其实在cli.processLine中先根据命令的第一个记号(Token),分别进入相应的流程
quit or exit 系统正常退出
!开头的命令行,执行操作系统命令
source 开头的,读取外部文件,并执行文件中的命令
list 列出 jar file archive
其他命令提交给Commandprocess,进行命令的预处理
对于其他的情况则走processLocalCmd方法:
processLocalCmd方法里面只要执行预处理和Driver的run方法
常见的预处理有:
set : 调用SetProcess类,设置hive的环境参数,并保存在该进程的HiveConf中
dfs: 调用DfsProcess类,调用hadoop的shell接口,执行hadoop的相关命令
add: 调用AddResourceProcessor ,导入外部的资源,只对该进程有效
delete: 与add对应,删除资源
接下来就交给Driver的run方法了:
public CommandProcessorResponse run(String command, boolean alreadyCompiled)
throws CommandNeedRetryException {
CommandProcessorResponse cpr;
try {
cpr = runInternal(command, alreadyCompiled);
} finally {
releaseResources();
}
if(cpr.getResponseCode() == 0) {
return cpr;
}
SessionState ss = SessionState.get();
if(ss == null) {
return cpr;
}
MetaDataFormatter mdf = MetaDataFormatUtils.getFormatter(ss.getConf());
if(!(mdf instanceof JsonMetaDataFormatter)) {
return cpr;
}
/*Here we want to encode the error in machine readable way (e.g. JSON)
* Ideally, errorCode would always be set to a canonical error defined in ErrorMsg.
* In practice that is rarely the case, so the messy logic below tries to tease
* out canonical error code if it can. Exclude stack trace from output when
* the error is a specific/expected one.
* It's written to stdout for backward compatibility (WebHCat consumes it).*/
try {
if(downstreamError == null) {
mdf.error(ss.out, errorMessage, cpr.getResponseCode(), SQLState);
return cpr;
}
ErrorMsg canonicalErr = ErrorMsg.getErrorMsg(cpr.getResponseCode());
if(canonicalErr != null && canonicalErr != ErrorMsg.GENERIC_ERROR) {
/*Some HiveExceptions (e.g. SemanticException) don't set
canonical ErrorMsg explicitly, but there is logic
(e.g. #compile()) to find an appropriate canonical error and
return its code as error code. In this case we want to
preserve it for downstream code to interpret*/
mdf.error(ss.out, errorMessage, cpr.getResponseCode(), SQLState, null);
return cpr;
}
if(downstreamError instanceof HiveException) {
HiveException rc = (HiveException) downstreamError;
mdf.error(ss.out, errorMessage,
rc.getCanonicalErrorMsg().getErrorCode(), SQLState,
rc.getCanonicalErrorMsg() == ErrorMsg.GENERIC_ERROR ?

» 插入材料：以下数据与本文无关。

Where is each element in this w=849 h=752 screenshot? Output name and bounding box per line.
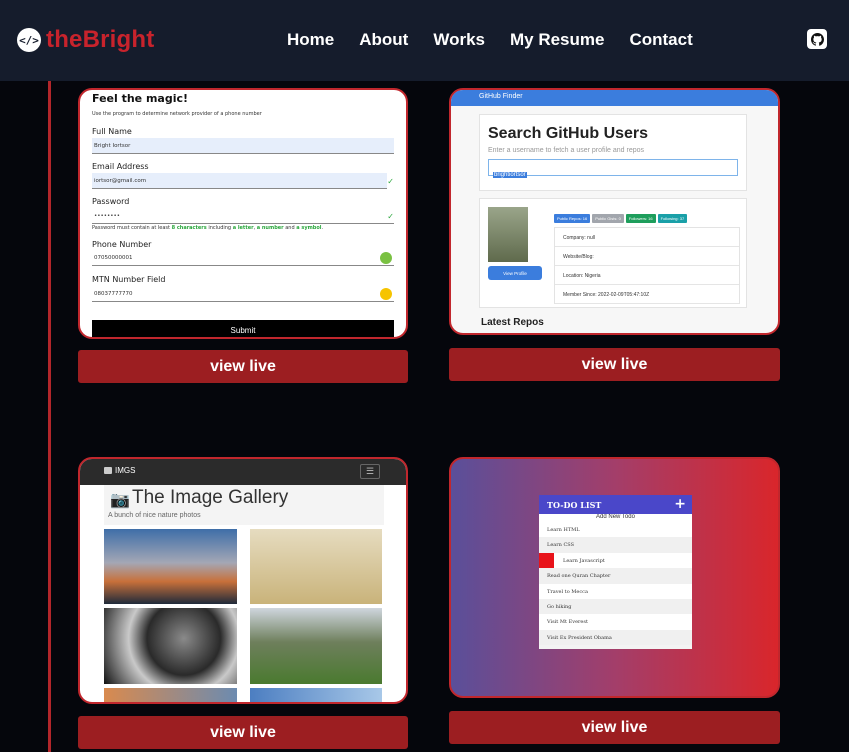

org.apache.hadoop.util.StringUtils.stringifyException(rc)
: null);
}
else {
ErrorMsg canonicalMsg =
ErrorMsg.getErrorMsg(downstreamError.getMessage());
mdf.error(ss.out, errorMessage, canonicalMsg.getErrorCode(),
SQLState, org.apache.hadoop.util.StringUtils.
stringifyException(downstreamError));
}
}
catch(HiveException ex) {
console.printError("Unable to JSON-encode the error",
org.apache.hadoop.util.StringUtils.stringifyException(ex));
}
return cpr;
}
Driver的run方法关键的地方是执行runInternal()方法:
private CommandProcessorResponse runInternal(String command, boolean alreadyCompiled)

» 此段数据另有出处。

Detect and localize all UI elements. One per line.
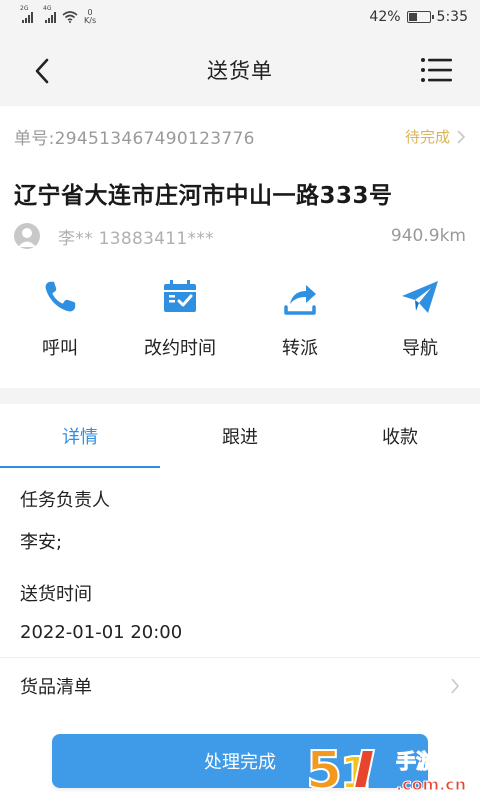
tab-details[interactable]: 详情 xyxy=(0,404,160,468)
goods-list-label: 货品清单 xyxy=(20,677,92,698)
chevron-left-icon[interactable] xyxy=(28,56,58,86)
clock: 5:35 xyxy=(436,9,468,25)
navigate-label: 导航 xyxy=(402,338,438,359)
paper-plane-icon xyxy=(402,281,438,313)
phone-icon xyxy=(45,281,76,312)
call-label: 呼叫 xyxy=(42,338,78,359)
watermark-text-bottom: .com.cn xyxy=(396,775,466,794)
navigate-button[interactable]: 导航 xyxy=(360,276,480,366)
signal-strength-icon: 2G xyxy=(20,5,33,23)
tab-follow-up[interactable]: 跟进 xyxy=(160,404,320,468)
order-status-link[interactable]: 待完成 xyxy=(405,126,466,147)
order-number: 单号:294513467490123776 xyxy=(14,129,255,149)
contact-row: 李** 13883411*** 940.9km xyxy=(14,223,466,249)
goods-list-row[interactable]: 货品清单 xyxy=(0,658,480,714)
order-number-row: 单号:294513467490123776 待完成 xyxy=(14,124,466,149)
tab-bar: 详情 跟进 收款 xyxy=(0,404,480,468)
transfer-label: 转派 xyxy=(282,338,318,359)
battery-icon xyxy=(406,11,434,23)
watermark-text-top: 手游网 xyxy=(396,749,456,773)
distance: 940.9km xyxy=(390,226,466,246)
watermark-logo-digit: 5 xyxy=(306,741,342,798)
signal-type-label: 2G xyxy=(20,5,29,12)
reschedule-button[interactable]: 改约时间 xyxy=(120,276,240,366)
network-speed: 0 K/s xyxy=(84,9,96,25)
battery-percent: 42% xyxy=(369,9,401,25)
network-speed-unit: K/s xyxy=(84,16,97,25)
delivery-time-value: 2022-01-01 20:00 xyxy=(20,622,183,643)
signal-strength-icon: 4G xyxy=(43,5,56,23)
delivery-address: 辽宁省大连市庄河市中山一路333号 xyxy=(14,183,393,209)
share-forward-icon xyxy=(284,285,316,315)
status-bar: 2G 4G 0 K/s 42% 5:35 xyxy=(0,0,480,34)
delivery-time-label: 送货时间 xyxy=(20,584,92,605)
contact-info: 李** 13883411*** xyxy=(58,228,214,249)
transfer-button[interactable]: 转派 xyxy=(240,276,360,366)
owner-label: 任务负责人 xyxy=(20,490,110,511)
action-bar: 呼叫 改约时间 转派 导航 xyxy=(0,276,480,366)
status-right: 42% 5:35 xyxy=(369,9,468,25)
list-menu-icon[interactable] xyxy=(420,54,452,86)
order-card: 单号:294513467490123776 待完成 辽宁省大连市庄河市中山一路3… xyxy=(0,106,480,388)
signal-type-label: 4G xyxy=(43,5,52,12)
status-left: 2G 4G 0 K/s xyxy=(20,5,96,25)
app-header: 送货单 xyxy=(0,34,480,106)
wifi-icon xyxy=(62,11,78,23)
chevron-right-icon xyxy=(457,129,466,144)
page-title: 送货单 xyxy=(207,59,273,83)
call-button[interactable]: 呼叫 xyxy=(0,276,120,366)
battery-fill xyxy=(408,13,417,21)
chevron-right-icon xyxy=(451,678,460,694)
owner-value: 李安; xyxy=(20,532,63,553)
site-watermark-logo: 5 1 手游网 .com.cn xyxy=(305,740,467,798)
tab-payment[interactable]: 收款 xyxy=(320,404,480,468)
calendar-check-icon xyxy=(164,280,196,312)
order-status-label: 待完成 xyxy=(404,128,450,146)
reschedule-label: 改约时间 xyxy=(144,338,216,359)
avatar-icon xyxy=(14,223,40,249)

throws CommandNeedRetryException {
errorMessage = null;
SQLState = null;
downstreamError = null;
HiveDriverRunHookContext hookContext = new HiveDriverRunHookContextImpl(conf, command);
// Get all the driver run hooks and pre-execute them.
List<HiveDriverRunHook> driverRunHooks;
try {
driverRunHooks = getHooks(HiveConf.ConfVars.HIVE_DRIVER_RUN_HOOKS,
HiveDriverRunHook.class);
for (HiveDriverRunHook driverRunHook : driverRunHooks) {
driverRunHook.preDriverRun(hookContext);
}
} catch (Exception e) {
errorMessage = "FAILED: Hive Internal Error: " + Utilities.getNameMessage(e);
SQLState = ErrorMsg.findSQLState(e.getMessage());
downstreamError = e;
console.printError(errorMessage + "\n"
+ org.apache.hadoop.util.StringUtils.stringifyException(e));
return createProcessorResponse(12);
}
// Reset the perf logger
PerfLogger perfLogger = SessionState.getPerfLogger(true);
perfLogger.PerfLogBegin(CLASS_NAME, PerfLogger.DRIVER_RUN);
perfLogger.PerfLogBegin(CLASS_NAME, PerfLogger.TIME_TO_SUBMIT);
int ret;
if (!alreadyCompiled) {
ret = compileInternal(command);
if (ret != 0) {
return createProcessorResponse(ret);
}
} else {
// Since we're reusing the compiled plan, we need to update its start time for current run
plan.setQueryStartTime(perfLogger.getStartTime(PerfLogger.DRIVER_RUN));
}
// the reason that we set the txn manager for the cxt here is because each
// query has its own ctx object. The txn mgr is shared across the
// same instance of Driver, which can run multiple queries.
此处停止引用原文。